When Kate realized she was overlooking a void, she immediately tensed and tried to back away. Zach held fast to her hand. Because of her fear of heights, he’d known she would balk. But she had to jump it. Blindly.
He placed his hands on her shoulders. “It’s not that wide. I can practically step across it. Not that deep, either.”
“I can’t see the bottom.”
“Because of the fog. I’ll go first. Move back three steps to give yourself a running start, then jump. I’ll be there to catch you.”
“I can’t.”
“No way in hell would I let you fall.”
“I can’t do it.”
“You can, Kate. You have to. You have to now.”
He didn’t have time to cajole her. He kissed her hard and quick, then released her abruptly and leaped across, landing easily.

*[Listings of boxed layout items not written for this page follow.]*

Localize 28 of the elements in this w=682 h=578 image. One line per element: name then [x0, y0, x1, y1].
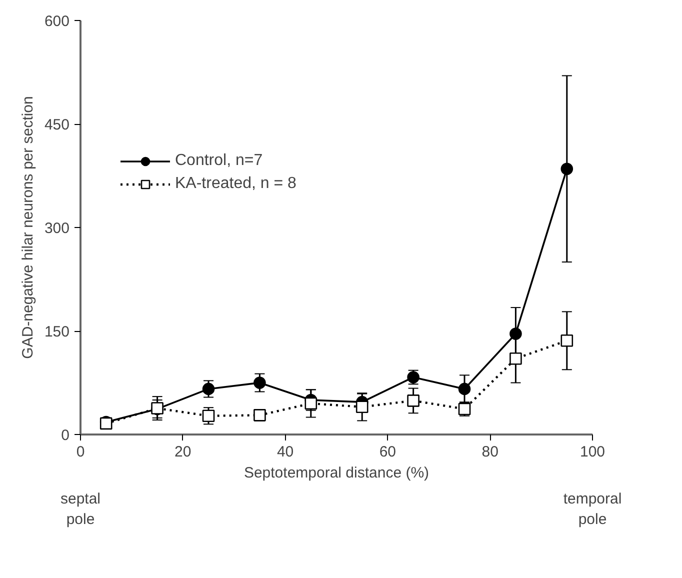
- text: temporal pole: [563, 490, 622, 528]
- x-tick-label: 100: [580, 444, 606, 460]
- point: [202, 410, 215, 422]
- point: [407, 394, 420, 407]
- point: [458, 382, 471, 396]
- x-tick-label: 40: [276, 444, 294, 460]
- legend-label: KA-treated, n = 8: [175, 175, 296, 193]
- point: [560, 334, 574, 347]
- y-tick-label: 300: [44, 220, 70, 237]
- text: septal pole: [60, 490, 101, 528]
- point: [304, 397, 318, 410]
- legend-label: Control, n=7: [175, 152, 263, 170]
- x-tick-label: 0: [76, 444, 85, 460]
- x-tick-label: 20: [174, 444, 192, 460]
- x-tick-label: 80: [482, 444, 498, 460]
- point: [202, 382, 215, 396]
- y-axis-title: GAD-negative hilar neurons per section: [19, 96, 36, 359]
- y-tick-label: 600: [44, 13, 70, 30]
- x-tick-label: 60: [379, 444, 396, 460]
- x-axis-title: Septotemporal distance (%): [244, 464, 430, 482]
- point: [356, 400, 368, 414]
- y-tick-label: 150: [44, 324, 70, 340]
- y-tick-label: 450: [44, 116, 70, 134]
- point: [560, 162, 574, 175]
- point: [510, 352, 522, 365]
- point: [254, 376, 266, 389]
- point: [510, 328, 522, 340]
- y-tick-label: 0: [61, 427, 70, 444]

Although he had to admit that being unable to see the other side would have terrified him if he hadn’t known that it was closer than one’s imagination might make it.
“Stopped again?” Eban called. “Ready to cry uncle?”
“Kate!” Zach hissed.
“I can’t see you!”
“I’m here. Do it. Now.”
He heard her take the backward steps, then her running footsteps. He knew the instant she launched herself. He reached out. She actually overshot and landed against his chest like a fluttering bird who’d flown into a windowpane.
He wrapped his arms around her, hugged her tight, and drew her behind the trunk of a stout tree. He bent his head down low and burrowed into her neck where he could feel her pounding pulse.
“Perfect jump. Perfect. Now, don’t move a muscle or make a sound.”
“What?”
“Stay behind this tree.”
“What?”
“Trust me, Kate. No matter what happens, do not move and not a single sound. Got it?”
She clutched at the sleeve of his shirt, but he pulled away and dashed across the path. As he’d anticipated, the sound of him smashing into undergrowth drew Eban’s gunfire toward him and away from Kate. Bullets whizzed through the fog. One smacked into a nearby tree trunk; another struck the rock formation Zach had crouched behind.